In this post, I’m again going to be focusing on Copper. First, let’s look again at the forecast error distribution. This is produced by taking by subtracting the actual snow value from the forecast. Therefore, if the actual is higher than the forecast, it will produce a negative number, and vice versa.

The most obvious thing about the distributions to the right is that both the National Weather Service and Opensnow do a good job keeping their average error around zero. Snowforecast.com does an okay job and Forecast.io and Snow-forecast.com routinely under-forecast.

There’s more data for NWS and Opensnow since I originally only tracked those two sources.

There are some huge outliers, both positive and negative.

To learn more about the distribution, I ran a few simple statistics which are displayed in the second image to the right.

If we look just at the mean of the error distribution, Opensnow has the best accuracy, having an average error of only 0.092″. That’s pretty good. The median value is 0.5″ though, so that means that the distribution is skewed. We see that the skewness is negative with a value of -1.622″. That means that distribution has a longer tail on the negative side.

All the sources have a negative distribution, though Opensnow’s is the largest. They also have the largest Kurtosis, meaning that the distribution is broader than the standard normal distribution. A standard normal distribution has a mean of zero, standard deviation of one, skewness of zero, and kurtosis of zero. Having large values of skewness and kurtosis mean that data have a bias and is indicative of poor forecasts.

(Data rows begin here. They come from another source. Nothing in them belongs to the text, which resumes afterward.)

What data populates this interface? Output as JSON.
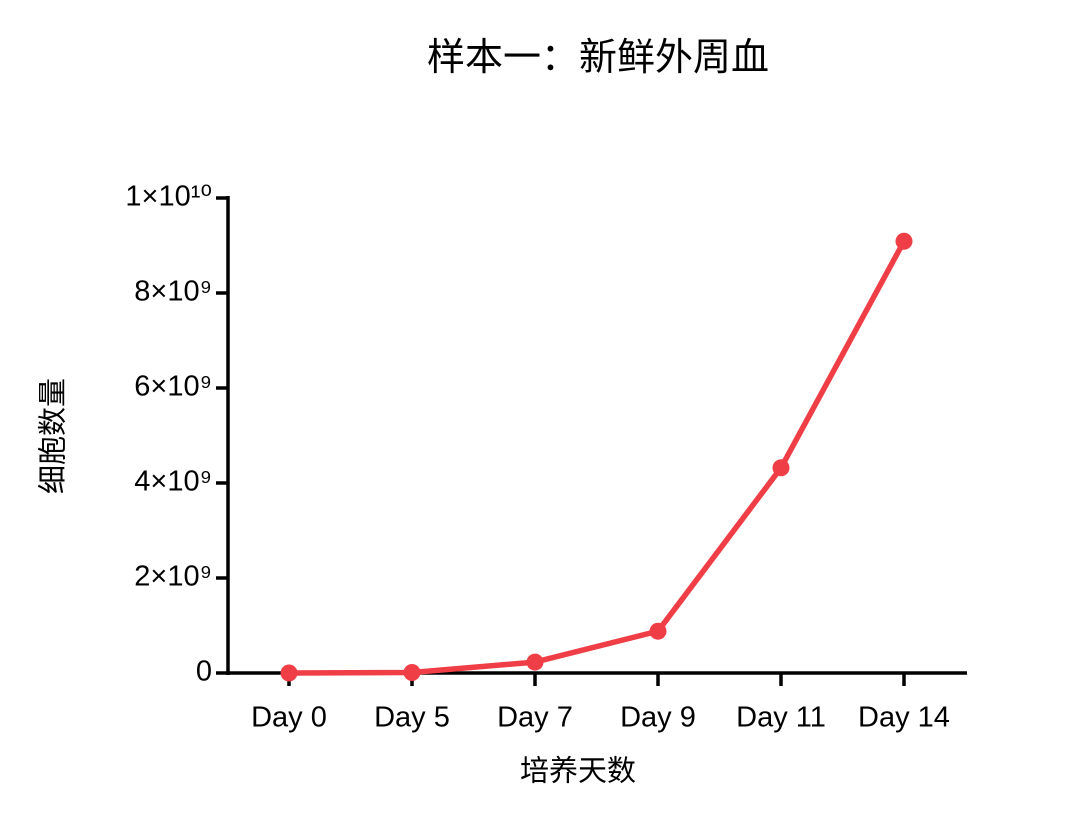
{
  "chart_data": {
    "type": "line",
    "title": "样本一：新鲜外周血",
    "x_label": "培养天数",
    "y_label": "细胞数量",
    "categories": [
      "Day 0",
      "Day 5",
      "Day 7",
      "Day 9",
      "Day 11",
      "Day 14"
    ],
    "values": [
      0,
      10000000,
      230000000,
      880000000,
      4320000000,
      9090000000
    ],
    "color": "#ef3e46",
    "ylim": [
      0,
      10000000000
    ],
    "yticks": [
      0,
      {
        "value": 2000000000,
        "label": "2×10⁹"
      },
      {
        "value": 4000000000,
        "label": "4×10⁹"
      },
      {
        "value": 6000000000,
        "label": "6×10⁹"
      },
      {
        "value": 8000000000,
        "label": "8×10⁹"
      },
      {
        "value": 10000000000,
        "label": "1×10¹⁰"
      }
    ],
    "grid": false
  }
}
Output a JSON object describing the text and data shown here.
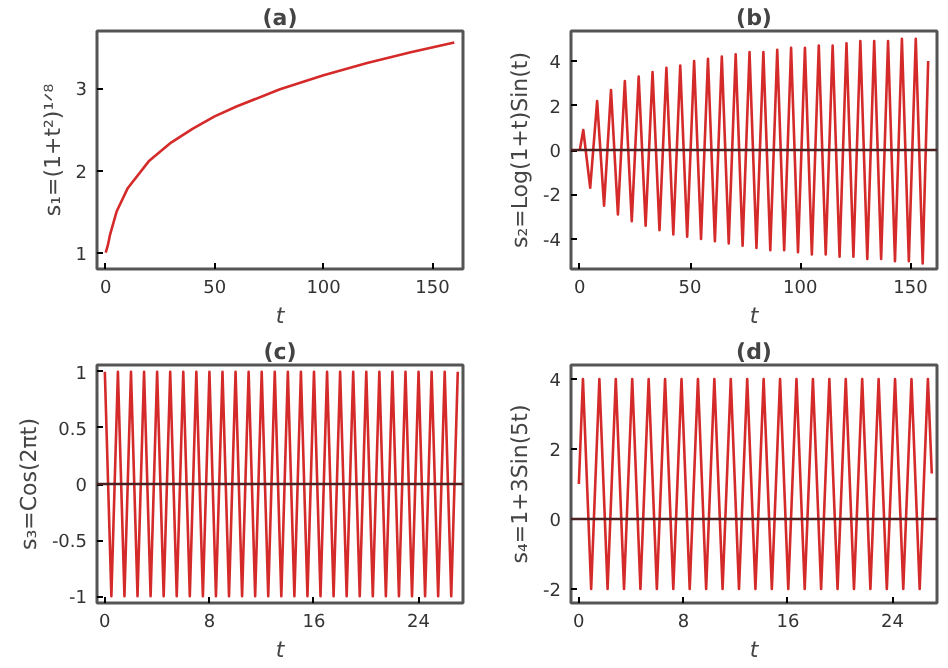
{
  "chart_data": [
    {
      "type": "line",
      "title": "(a)",
      "xlabel": "t",
      "ylabel": "s₁=(1+t²)¹ᐟ⁸",
      "grid": false,
      "xlim": [
        -4,
        164
      ],
      "xticks": [
        0,
        50,
        100,
        150
      ],
      "ylim": [
        0.8,
        3.7
      ],
      "yticks": [
        1,
        2,
        3
      ],
      "series": [
        {
          "color": "#d42a2a",
          "x": [
            0,
            1,
            2,
            5,
            10,
            20,
            30,
            40,
            50,
            60,
            80,
            100,
            120,
            140,
            160
          ],
          "values": [
            1,
            1.09,
            1.22,
            1.5,
            1.78,
            2.12,
            2.34,
            2.51,
            2.66,
            2.78,
            2.99,
            3.16,
            3.31,
            3.44,
            3.56
          ]
        }
      ]
    },
    {
      "type": "line",
      "title": "(b)",
      "xlabel": "t",
      "ylabel": "s₂=Log(1+t)Sin(t)",
      "grid": false,
      "xlim": [
        -4,
        162
      ],
      "xticks": [
        0,
        50,
        100,
        150
      ],
      "ylim": [
        -5.35,
        5.35
      ],
      "yticks": [
        -4,
        -2,
        0,
        2,
        4
      ],
      "ref_lines": [
        {
          "axis": "y",
          "value": 0,
          "label": null,
          "color": "#4a2020"
        }
      ],
      "series": [
        {
          "color": "#d42a2a",
          "x": [
            0,
            1.57,
            4.71,
            7.85,
            11.0,
            14.14,
            17.28,
            20.42,
            23.56,
            26.7,
            29.85,
            32.99,
            36.13,
            39.27,
            42.41,
            45.55,
            48.69,
            51.84,
            54.98,
            58.12,
            61.26,
            64.4,
            67.54,
            70.69,
            73.83,
            76.97,
            80.11,
            83.25,
            86.39,
            89.54,
            92.68,
            95.82,
            98.96,
            102.1,
            105.24,
            108.38,
            111.53,
            114.67,
            117.81,
            120.95,
            124.09,
            127.23,
            130.38,
            133.52,
            136.66,
            139.8,
            142.94,
            146.08,
            149.23,
            152.37,
            155.51,
            158
          ],
          "values": [
            0,
            0.9,
            -1.7,
            2.2,
            -2.5,
            2.7,
            -2.9,
            3.1,
            -3.2,
            3.3,
            -3.4,
            3.5,
            -3.6,
            3.7,
            -3.8,
            3.8,
            -3.9,
            4.0,
            -4.0,
            4.1,
            -4.1,
            4.2,
            -4.2,
            4.3,
            -4.3,
            4.4,
            -4.4,
            4.4,
            -4.5,
            4.5,
            -4.5,
            4.6,
            -4.6,
            4.6,
            -4.7,
            4.7,
            -4.7,
            4.7,
            -4.8,
            4.8,
            -4.8,
            4.9,
            -4.9,
            4.9,
            -4.9,
            4.9,
            -5.0,
            5.0,
            -5.0,
            5.0,
            -5.1,
            4.0
          ]
        }
      ]
    },
    {
      "type": "line",
      "title": "(c)",
      "xlabel": "t",
      "ylabel": "s₃=Cos(2πt)",
      "grid": false,
      "xlim": [
        -0.6,
        27.4
      ],
      "xticks": [
        0,
        8,
        16,
        24
      ],
      "ylim": [
        -1.06,
        1.06
      ],
      "yticks": [
        -1,
        -0.5,
        0,
        0.5,
        1
      ],
      "ref_lines": [
        {
          "axis": "y",
          "value": 0,
          "label": null,
          "color": "#4a2020"
        }
      ],
      "series": [
        {
          "color": "#d42a2a",
          "x": [
            0,
            0.5,
            1,
            1.5,
            2,
            2.5,
            3,
            3.5,
            4,
            4.5,
            5,
            5.5,
            6,
            6.5,
            7,
            7.5,
            8,
            8.5,
            9,
            9.5,
            10,
            10.5,
            11,
            11.5,
            12,
            12.5,
            13,
            13.5,
            14,
            14.5,
            15,
            15.5,
            16,
            16.5,
            17,
            17.5,
            18,
            18.5,
            19,
            19.5,
            20,
            20.5,
            21,
            21.5,
            22,
            22.5,
            23,
            23.5,
            24,
            24.5,
            25,
            25.5,
            26,
            26.5,
            27
          ],
          "values": [
            1,
            -1,
            1,
            -1,
            1,
            -1,
            1,
            -1,
            1,
            -1,
            1,
            -1,
            1,
            -1,
            1,
            -1,
            1,
            -1,
            1,
            -1,
            1,
            -1,
            1,
            -1,
            1,
            -1,
            1,
            -1,
            1,
            -1,
            1,
            -1,
            1,
            -1,
            1,
            -1,
            1,
            -1,
            1,
            -1,
            1,
            -1,
            1,
            -1,
            1,
            -1,
            1,
            -1,
            1,
            -1,
            1,
            -1,
            1,
            -1,
            1
          ]
        }
      ]
    },
    {
      "type": "line",
      "title": "(d)",
      "xlabel": "t",
      "ylabel": "s₄=1+3Sin(5t)",
      "grid": false,
      "xlim": [
        -0.6,
        27.4
      ],
      "xticks": [
        0,
        8,
        16,
        24
      ],
      "ylim": [
        -2.4,
        4.4
      ],
      "yticks": [
        -2,
        0,
        2,
        4
      ],
      "ref_lines": [
        {
          "axis": "y",
          "value": 0,
          "label": null,
          "color": "#4a2020"
        }
      ],
      "series": [
        {
          "color": "#d42a2a",
          "x": [
            0,
            0.314,
            0.942,
            1.571,
            2.199,
            2.827,
            3.456,
            4.084,
            4.712,
            5.341,
            5.969,
            6.597,
            7.226,
            7.854,
            8.482,
            9.111,
            9.739,
            10.367,
            10.996,
            11.624,
            12.252,
            12.881,
            13.509,
            14.137,
            14.765,
            15.394,
            16.022,
            16.65,
            17.279,
            17.907,
            18.535,
            19.164,
            19.792,
            20.42,
            21.049,
            21.677,
            22.305,
            22.934,
            23.562,
            24.19,
            24.819,
            25.447,
            26.075,
            26.704,
            27
          ],
          "values": [
            1,
            4,
            -2,
            4,
            -2,
            4,
            -2,
            4,
            -2,
            4,
            -2,
            4,
            -2,
            4,
            -2,
            4,
            -2,
            4,
            -2,
            4,
            -2,
            4,
            -2,
            4,
            -2,
            4,
            -2,
            4,
            -2,
            4,
            -2,
            4,
            -2,
            4,
            -2,
            4,
            -2,
            4,
            -2,
            4,
            -2,
            4,
            -2,
            4,
            1.3
          ]
        }
      ]
    }
  ]
}
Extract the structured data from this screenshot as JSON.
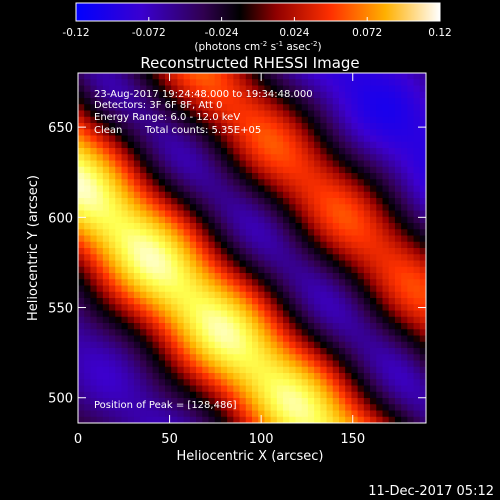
{
  "chart_data": {
    "type": "heatmap",
    "title": "Reconstructed RHESSI Image",
    "xlabel": "Heliocentric X (arcsec)",
    "ylabel": "Heliocentric Y (arcsec)",
    "xlim": [
      0,
      190
    ],
    "ylim": [
      486,
      680
    ],
    "xticks": [
      0,
      50,
      100,
      150
    ],
    "yticks": [
      500,
      550,
      600,
      650
    ],
    "colorbar": {
      "range": [
        -0.12,
        0.12
      ],
      "ticks": [
        "-0.12",
        "-0.072",
        "-0.024",
        "0.024",
        "0.072",
        "0.12"
      ],
      "units_label": "(photons cm",
      "units_label_mid": " s",
      "units_label_end": " asec",
      "units_paren": ")",
      "exp1": "-2",
      "exp2": "-1",
      "exp3": "-2"
    },
    "annotations": {
      "time": "23-Aug-2017 19:24:48.000 to 19:34:48.000",
      "detectors": "Detectors: 3F 6F 8F, Att 0",
      "energy": "Energy Range: 6.0 - 12.0 keV",
      "method": "Clean",
      "counts": "Total counts: 5.35E+05",
      "peak": "Position of Peak = [128,486]"
    },
    "peak_position": [
      128,
      486
    ],
    "colors": [
      "#0000ff",
      "#4000c0",
      "#000000",
      "#c00000",
      "#ff4000",
      "#ffff00",
      "#ffffff"
    ]
  },
  "footer": {
    "date": "11-Dec-2017 05:12"
  }
}
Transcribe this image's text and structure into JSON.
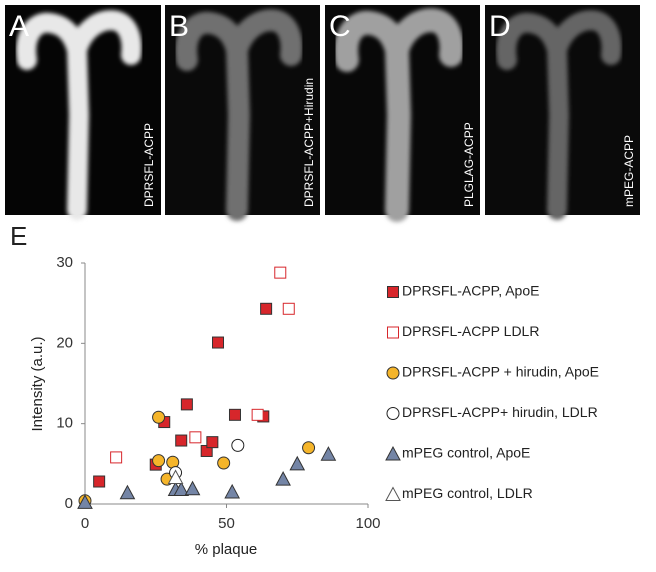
{
  "panels": [
    {
      "letter": "A",
      "label": "DPRSFL-ACPP"
    },
    {
      "letter": "B",
      "label": "DPRSFL-ACPP+Hirudin"
    },
    {
      "letter": "C",
      "label": "PLGLAG-ACPP"
    },
    {
      "letter": "D",
      "label": "mPEG-ACPP"
    }
  ],
  "chart_data": {
    "type": "scatter",
    "panel_letter": "E",
    "x_label": "% plaque",
    "y_label": "Intensity (a.u.)",
    "xlim": [
      0,
      100
    ],
    "ylim": [
      0,
      30
    ],
    "xticks": [
      0,
      50,
      100
    ],
    "yticks": [
      0,
      10,
      20,
      30
    ],
    "legend": "right",
    "grid": false,
    "series": [
      {
        "name": "DPRSFL-ACPP, ApoE",
        "marker": "square",
        "hollow": false,
        "color": "#d7262b",
        "x": [
          5,
          25,
          28,
          34,
          36,
          43,
          45,
          47,
          53,
          63,
          64
        ],
        "values": [
          2.8,
          4.9,
          10.2,
          7.9,
          12.4,
          6.6,
          7.7,
          20.1,
          11.1,
          10.9,
          24.3
        ]
      },
      {
        "name": "DPRSFL-ACPP LDLR",
        "marker": "square",
        "hollow": true,
        "color": "#d7262b",
        "x": [
          11,
          39,
          61,
          69,
          72
        ],
        "values": [
          5.8,
          8.3,
          11.1,
          28.8,
          24.3
        ]
      },
      {
        "name": "DPRSFL-ACPP + hirudin, ApoE",
        "marker": "circle",
        "hollow": false,
        "color": "#f5b52a",
        "x": [
          0,
          26,
          26,
          29,
          31,
          49,
          79
        ],
        "values": [
          0.4,
          10.8,
          5.4,
          3.1,
          5.2,
          5.1,
          7.0
        ]
      },
      {
        "name": "DPRSFL-ACPP+ hirudin, LDLR",
        "marker": "circle",
        "hollow": true,
        "color": "#222222",
        "x": [
          32,
          54
        ],
        "values": [
          3.9,
          7.3
        ]
      },
      {
        "name": "mPEG control, ApoE",
        "marker": "triangle",
        "hollow": false,
        "color": "#7485a6",
        "x": [
          0,
          15,
          32,
          34,
          38,
          52,
          70,
          75,
          86
        ],
        "values": [
          0.2,
          1.4,
          1.8,
          1.8,
          1.9,
          1.5,
          3.1,
          5.0,
          6.2
        ]
      },
      {
        "name": "mPEG control, LDLR",
        "marker": "triangle",
        "hollow": true,
        "color": "#555555",
        "x": [
          32
        ],
        "values": [
          3.3
        ]
      }
    ]
  }
}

NWS has smaller values for skewness and kurtosis than Opensnow, but a larger standard deviation. Trying to understand what this means in terms of answering the simple question “who has the best forecast?” is difficult. Having a small standard deviation is obviously good. But since the mean, standard deviation, skewness, and kurtosis are all related we can’t just say that Opensnow is the best because it has the smallest mean and standard deviation. If their distribution had a skewness of zero and kurtosis of zero then it would obviously be the best. But NWS is less skewed and has less shoulder.

One thing that can be unequivocally be said: Forecast.io and Snow-forecast.com are really bad at predicting snow. Snowforecast.com comes in a distant third to Opensnow and NWS. I would say that NWS and Opensnow do equally good jobs at predicting snow at Colorado resorts.

This is confirmed in the last two columns of the table. The Bust % is an admittedly arbitrary statistic of when I personally feel that a forecast is a bust. For example, if a forecast calls for 6″ of snow and it turns out there’s 16″, that’s a busted forecast. If a forecast calls for 2″ and it snow 3″, that’s a good forecast. We can see that NWS, Opensnow, and Snowforecast.com are pretty equal when it comes to busted forecasts. The t-test compares a distribution to the NWS as a null hypothesis. The only statistically significant difference at the 95% lever is Snow-forecast.com and that’s not a good thing since they’re obviously worse.